A plenitude da vida

Uma canção popular, bastante conhecida, pergunta: “E a vida… E a vida o que é?” Ao longo da canção, várias respostas vão surgindo, segundo a experiência de cada pessoa, na realidade concreta em que se encontra: de sofrimento, de prazer, de fé, de sonhos…

Essa provocação do compositor, na pergunta e nas respostas, aponta o que passa pelo coração e pela mente do ser humano, quando se depara com o mistério insondável da vida e da morte; é o retrato de quem se fixa na finitude do presente, com o olhar num passado inexistente e num futuro enigmático, buscando alicerçar os passos num universo de incertezas.

O mês de novembro, que se inicia com a memória dos fiéis defuntos (finados), nos insere diante da vulnerabilidade da vida terrena e ao cristão, mais do que respostas sobre “o que é a vida?”, é pedido que avalie o sentido que tem dado à vida, o cuidado para com ela e onde tem posto as suas esperanças.

A Palavra de Deus situa a existência humana num pequeno momento, “uma vigília da noite” (Sl 90,4), “como a erva que cresce de madrugada, floresce ao meio-dia e seca ao entardecer” (Sl 90,6; Jó 14,2) e mesmo que o homem e a mulher vivessem mil anos, ainda seria pouco diante da eternidade de Deus (Sl 90,4; 2Pd 3,8).

Estas e outras expressões bíblicas, que tratam da brevidade existencial, não têm o objetivo de inculcar o fatalismo ou o pessimismo, mas o de conscientizar os filhos de Deus sobre quem eles são realmente e responsabilizá-los pela criação e pela vida em sua complexidade.

Em Gênesis, Deus, ao criar todas as coisas, viu que tudo era bom e ao final, deleitou-se com a maravilha que tinha feito: o homem e a mulher (1,3) e com o sopro divino imortalizou-os (2,7). Esta afirmação mostra-nos a imensa dignidade de cada pessoa humana “capaz de conhecer-se, de possuir-se e de livremente se dar em comunhão com outras pessoas” (CIC 357).

A este ser vivente, o Senhor confiou a criação, como dom a ser cultivado e protegido, de fazê-la crescer e se desenvolver no respeito e na harmonia, segundo o desígnio divino (Gn 2,15). Essa parceria, Criador e criatura, “dá a certeza de que a vida de cada pessoa não se perde num caos desesperador, num mundo regido pelo puro acaso ou por ciclos que se repetem sem sentido” (LS 65).

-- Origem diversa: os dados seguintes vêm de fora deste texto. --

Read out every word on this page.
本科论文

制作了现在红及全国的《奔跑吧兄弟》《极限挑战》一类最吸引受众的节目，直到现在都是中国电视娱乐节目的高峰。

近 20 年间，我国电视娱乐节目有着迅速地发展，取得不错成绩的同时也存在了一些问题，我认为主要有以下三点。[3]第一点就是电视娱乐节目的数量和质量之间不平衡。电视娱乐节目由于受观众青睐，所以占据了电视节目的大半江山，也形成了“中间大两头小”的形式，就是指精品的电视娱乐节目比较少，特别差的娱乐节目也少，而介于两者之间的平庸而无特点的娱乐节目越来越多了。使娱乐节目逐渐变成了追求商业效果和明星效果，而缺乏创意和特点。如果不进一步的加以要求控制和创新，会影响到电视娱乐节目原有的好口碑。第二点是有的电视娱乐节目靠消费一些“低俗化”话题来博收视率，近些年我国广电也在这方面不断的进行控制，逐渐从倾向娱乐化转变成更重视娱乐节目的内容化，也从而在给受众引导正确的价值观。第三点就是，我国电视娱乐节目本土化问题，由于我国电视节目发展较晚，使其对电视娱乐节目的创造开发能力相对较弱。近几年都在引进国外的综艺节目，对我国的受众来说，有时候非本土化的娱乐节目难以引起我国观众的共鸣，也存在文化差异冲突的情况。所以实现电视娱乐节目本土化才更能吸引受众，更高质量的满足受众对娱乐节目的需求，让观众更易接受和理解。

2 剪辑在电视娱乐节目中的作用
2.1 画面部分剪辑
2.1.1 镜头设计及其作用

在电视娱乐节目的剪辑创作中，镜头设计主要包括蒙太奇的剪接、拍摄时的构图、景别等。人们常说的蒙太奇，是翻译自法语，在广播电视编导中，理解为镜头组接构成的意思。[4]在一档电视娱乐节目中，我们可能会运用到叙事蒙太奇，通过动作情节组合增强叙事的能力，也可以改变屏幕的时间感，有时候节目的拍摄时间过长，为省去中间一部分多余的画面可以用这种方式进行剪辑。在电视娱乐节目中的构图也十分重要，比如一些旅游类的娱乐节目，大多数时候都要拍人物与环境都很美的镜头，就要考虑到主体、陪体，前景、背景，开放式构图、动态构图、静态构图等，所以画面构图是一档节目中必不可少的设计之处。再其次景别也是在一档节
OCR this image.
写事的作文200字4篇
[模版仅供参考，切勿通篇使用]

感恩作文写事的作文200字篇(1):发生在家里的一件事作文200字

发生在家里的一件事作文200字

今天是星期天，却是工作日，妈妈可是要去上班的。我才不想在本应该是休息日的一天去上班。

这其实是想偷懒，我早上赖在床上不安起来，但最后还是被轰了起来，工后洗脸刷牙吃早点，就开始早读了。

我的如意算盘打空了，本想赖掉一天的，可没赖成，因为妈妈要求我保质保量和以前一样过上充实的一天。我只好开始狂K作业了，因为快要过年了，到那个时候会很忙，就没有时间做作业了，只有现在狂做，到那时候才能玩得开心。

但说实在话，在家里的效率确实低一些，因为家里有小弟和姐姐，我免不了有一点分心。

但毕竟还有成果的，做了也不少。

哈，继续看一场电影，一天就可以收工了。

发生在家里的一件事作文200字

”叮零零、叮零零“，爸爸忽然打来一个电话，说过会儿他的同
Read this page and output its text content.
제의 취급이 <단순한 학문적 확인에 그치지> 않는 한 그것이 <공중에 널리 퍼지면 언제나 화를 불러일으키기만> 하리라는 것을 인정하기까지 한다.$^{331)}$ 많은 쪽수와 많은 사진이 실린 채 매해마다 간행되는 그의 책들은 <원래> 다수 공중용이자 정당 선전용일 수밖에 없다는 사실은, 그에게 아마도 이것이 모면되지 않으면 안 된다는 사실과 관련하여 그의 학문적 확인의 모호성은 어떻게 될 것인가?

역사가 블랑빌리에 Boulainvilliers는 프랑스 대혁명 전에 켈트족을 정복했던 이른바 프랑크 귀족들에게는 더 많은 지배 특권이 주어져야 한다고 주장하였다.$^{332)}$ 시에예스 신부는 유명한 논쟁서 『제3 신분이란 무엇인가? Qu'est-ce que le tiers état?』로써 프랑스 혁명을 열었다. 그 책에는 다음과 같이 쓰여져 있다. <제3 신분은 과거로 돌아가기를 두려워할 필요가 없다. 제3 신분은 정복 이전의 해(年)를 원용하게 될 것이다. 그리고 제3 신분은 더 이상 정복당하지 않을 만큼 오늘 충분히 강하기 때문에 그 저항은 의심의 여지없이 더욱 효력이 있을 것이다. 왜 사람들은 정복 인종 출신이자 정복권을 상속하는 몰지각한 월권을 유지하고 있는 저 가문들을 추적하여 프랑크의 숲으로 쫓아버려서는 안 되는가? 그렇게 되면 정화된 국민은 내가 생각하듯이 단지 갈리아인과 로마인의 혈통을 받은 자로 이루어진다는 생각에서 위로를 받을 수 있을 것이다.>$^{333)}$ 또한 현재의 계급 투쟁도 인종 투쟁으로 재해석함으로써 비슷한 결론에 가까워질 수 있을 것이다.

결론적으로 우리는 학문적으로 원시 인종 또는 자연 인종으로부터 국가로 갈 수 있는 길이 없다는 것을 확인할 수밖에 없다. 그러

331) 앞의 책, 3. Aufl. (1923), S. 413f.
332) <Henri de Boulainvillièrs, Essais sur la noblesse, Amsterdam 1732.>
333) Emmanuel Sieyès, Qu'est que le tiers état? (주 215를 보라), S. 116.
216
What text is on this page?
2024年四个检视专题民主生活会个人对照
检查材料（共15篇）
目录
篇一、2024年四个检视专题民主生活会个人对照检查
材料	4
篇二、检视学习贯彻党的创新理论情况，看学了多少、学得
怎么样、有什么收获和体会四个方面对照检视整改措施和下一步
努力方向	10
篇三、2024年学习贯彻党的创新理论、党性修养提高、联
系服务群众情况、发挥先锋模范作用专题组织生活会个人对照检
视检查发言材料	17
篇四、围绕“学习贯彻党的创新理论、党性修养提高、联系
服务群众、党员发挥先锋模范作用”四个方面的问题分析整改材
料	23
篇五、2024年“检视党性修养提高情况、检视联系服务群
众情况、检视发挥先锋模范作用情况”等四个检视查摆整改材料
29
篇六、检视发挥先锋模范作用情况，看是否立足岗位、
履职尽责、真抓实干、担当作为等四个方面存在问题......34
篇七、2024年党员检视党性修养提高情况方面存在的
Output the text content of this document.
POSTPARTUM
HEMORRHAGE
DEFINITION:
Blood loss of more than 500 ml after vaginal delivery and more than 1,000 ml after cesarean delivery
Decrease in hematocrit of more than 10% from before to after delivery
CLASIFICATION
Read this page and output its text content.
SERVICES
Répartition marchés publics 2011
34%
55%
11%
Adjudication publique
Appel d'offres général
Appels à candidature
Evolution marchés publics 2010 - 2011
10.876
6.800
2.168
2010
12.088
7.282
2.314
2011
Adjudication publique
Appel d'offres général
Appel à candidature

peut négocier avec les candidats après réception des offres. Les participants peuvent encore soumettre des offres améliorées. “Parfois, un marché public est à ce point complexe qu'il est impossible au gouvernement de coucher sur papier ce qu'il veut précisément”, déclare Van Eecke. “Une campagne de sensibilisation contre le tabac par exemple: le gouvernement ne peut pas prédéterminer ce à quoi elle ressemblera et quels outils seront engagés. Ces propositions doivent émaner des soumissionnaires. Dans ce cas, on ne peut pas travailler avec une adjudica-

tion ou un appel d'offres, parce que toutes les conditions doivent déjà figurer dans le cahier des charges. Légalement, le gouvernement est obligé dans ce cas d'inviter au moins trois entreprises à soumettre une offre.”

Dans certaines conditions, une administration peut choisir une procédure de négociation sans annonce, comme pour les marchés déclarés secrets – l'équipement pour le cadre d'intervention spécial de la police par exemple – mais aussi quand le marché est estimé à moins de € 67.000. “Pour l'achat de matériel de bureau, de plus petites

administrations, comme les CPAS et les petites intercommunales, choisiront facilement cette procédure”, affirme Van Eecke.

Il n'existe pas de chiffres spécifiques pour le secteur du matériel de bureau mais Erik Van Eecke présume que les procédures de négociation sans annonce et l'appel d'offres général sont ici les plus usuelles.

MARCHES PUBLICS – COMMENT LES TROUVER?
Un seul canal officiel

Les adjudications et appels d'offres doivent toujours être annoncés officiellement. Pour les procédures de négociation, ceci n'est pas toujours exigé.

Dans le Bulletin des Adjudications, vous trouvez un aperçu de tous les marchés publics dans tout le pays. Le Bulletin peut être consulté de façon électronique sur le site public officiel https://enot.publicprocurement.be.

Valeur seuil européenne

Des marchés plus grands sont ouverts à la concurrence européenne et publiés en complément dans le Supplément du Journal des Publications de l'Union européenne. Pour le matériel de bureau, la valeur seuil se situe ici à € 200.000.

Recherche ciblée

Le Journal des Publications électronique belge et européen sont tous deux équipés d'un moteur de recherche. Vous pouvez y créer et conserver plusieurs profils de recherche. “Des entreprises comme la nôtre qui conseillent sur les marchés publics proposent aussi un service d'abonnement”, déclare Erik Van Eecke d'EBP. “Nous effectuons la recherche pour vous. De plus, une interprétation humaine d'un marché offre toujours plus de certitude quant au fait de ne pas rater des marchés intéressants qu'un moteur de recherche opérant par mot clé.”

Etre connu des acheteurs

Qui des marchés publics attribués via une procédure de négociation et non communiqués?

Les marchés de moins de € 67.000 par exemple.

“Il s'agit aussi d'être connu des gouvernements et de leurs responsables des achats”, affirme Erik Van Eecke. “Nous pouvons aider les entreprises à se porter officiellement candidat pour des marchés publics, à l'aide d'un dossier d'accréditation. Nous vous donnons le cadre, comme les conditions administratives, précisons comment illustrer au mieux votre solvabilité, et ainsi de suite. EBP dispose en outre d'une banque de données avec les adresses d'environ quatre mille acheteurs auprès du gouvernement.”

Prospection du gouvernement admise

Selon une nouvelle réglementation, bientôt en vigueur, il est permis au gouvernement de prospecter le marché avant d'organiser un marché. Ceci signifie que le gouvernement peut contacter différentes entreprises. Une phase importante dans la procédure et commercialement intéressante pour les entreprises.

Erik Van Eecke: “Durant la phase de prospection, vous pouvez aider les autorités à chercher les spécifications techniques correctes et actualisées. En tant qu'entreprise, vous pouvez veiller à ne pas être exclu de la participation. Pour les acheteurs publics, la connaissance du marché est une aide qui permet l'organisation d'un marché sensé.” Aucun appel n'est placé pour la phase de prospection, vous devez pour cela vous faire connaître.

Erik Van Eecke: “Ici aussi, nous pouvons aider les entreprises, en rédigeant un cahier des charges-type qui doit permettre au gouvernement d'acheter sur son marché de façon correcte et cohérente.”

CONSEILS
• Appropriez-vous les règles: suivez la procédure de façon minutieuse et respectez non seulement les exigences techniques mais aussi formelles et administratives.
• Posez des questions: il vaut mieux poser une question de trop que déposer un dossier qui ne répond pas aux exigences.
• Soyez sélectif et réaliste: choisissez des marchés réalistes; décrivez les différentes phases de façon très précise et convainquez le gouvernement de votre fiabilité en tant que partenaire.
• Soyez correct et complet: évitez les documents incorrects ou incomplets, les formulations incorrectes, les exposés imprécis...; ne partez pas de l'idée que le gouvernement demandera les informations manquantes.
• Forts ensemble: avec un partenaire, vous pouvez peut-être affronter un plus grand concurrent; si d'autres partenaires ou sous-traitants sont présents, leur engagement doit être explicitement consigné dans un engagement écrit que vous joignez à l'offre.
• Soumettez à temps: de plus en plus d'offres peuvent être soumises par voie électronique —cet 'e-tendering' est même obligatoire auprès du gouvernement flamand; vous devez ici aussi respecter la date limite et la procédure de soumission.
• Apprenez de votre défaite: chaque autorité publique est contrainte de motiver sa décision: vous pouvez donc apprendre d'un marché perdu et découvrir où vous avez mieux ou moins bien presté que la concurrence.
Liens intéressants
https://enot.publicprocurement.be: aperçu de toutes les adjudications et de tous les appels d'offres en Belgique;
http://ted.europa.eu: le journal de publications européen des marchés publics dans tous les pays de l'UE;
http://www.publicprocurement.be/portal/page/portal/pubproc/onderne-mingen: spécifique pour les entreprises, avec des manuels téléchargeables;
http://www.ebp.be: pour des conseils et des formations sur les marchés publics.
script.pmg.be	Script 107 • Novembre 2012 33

Entretanto, é em Jesus Cristo, “mediador e plenitude de toda a Revelação” (DV 2), que a existência humana recebe sua totalidade ou a “compreende”. Ao se fazer carne, o Verbo divino elevou a nossa condição mortal, morrendo na cruz venceu o pecado e a morte (1Cor 15,55) e ressuscitando nos introduziu no paraíso outrora perdido, realidade que “os olhos jamais viram, os ouvidos jamais ouviram e o coração humano é incapaz de imaginar” (1Cor 2,9).

Esta acepção positiva da morte cristã encontra o seu fundamento no batismo, onde sacramentalmente já morremos e ressuscitamos (Rm 6,4-5). Viver esta novidade, como membros do Corpo Místico de Cristo, implica renovar a fé e a esperança na “liturgia terrena da Igreja, onde já saboreamos a liturgia celeste” (SC 8) e, na prática da caridade, no compromisso com a vida, sobretudo, onde ela se encontra ameaçada (1Cor 12, 25). Assim, a Igreja celebra o mistério do seu Senhor até que ele venha e até que Deus seja tudo em todos (1Cor 11,26; 15,28). 

Dessa forma, concluímos que a morte não é o fim da vida, mas sua plenitude, quando esta é vivida com sentido. Que a comemoração de finados nos leve a rezar pelos que já partiram e a reassumir a vida como valor eterno.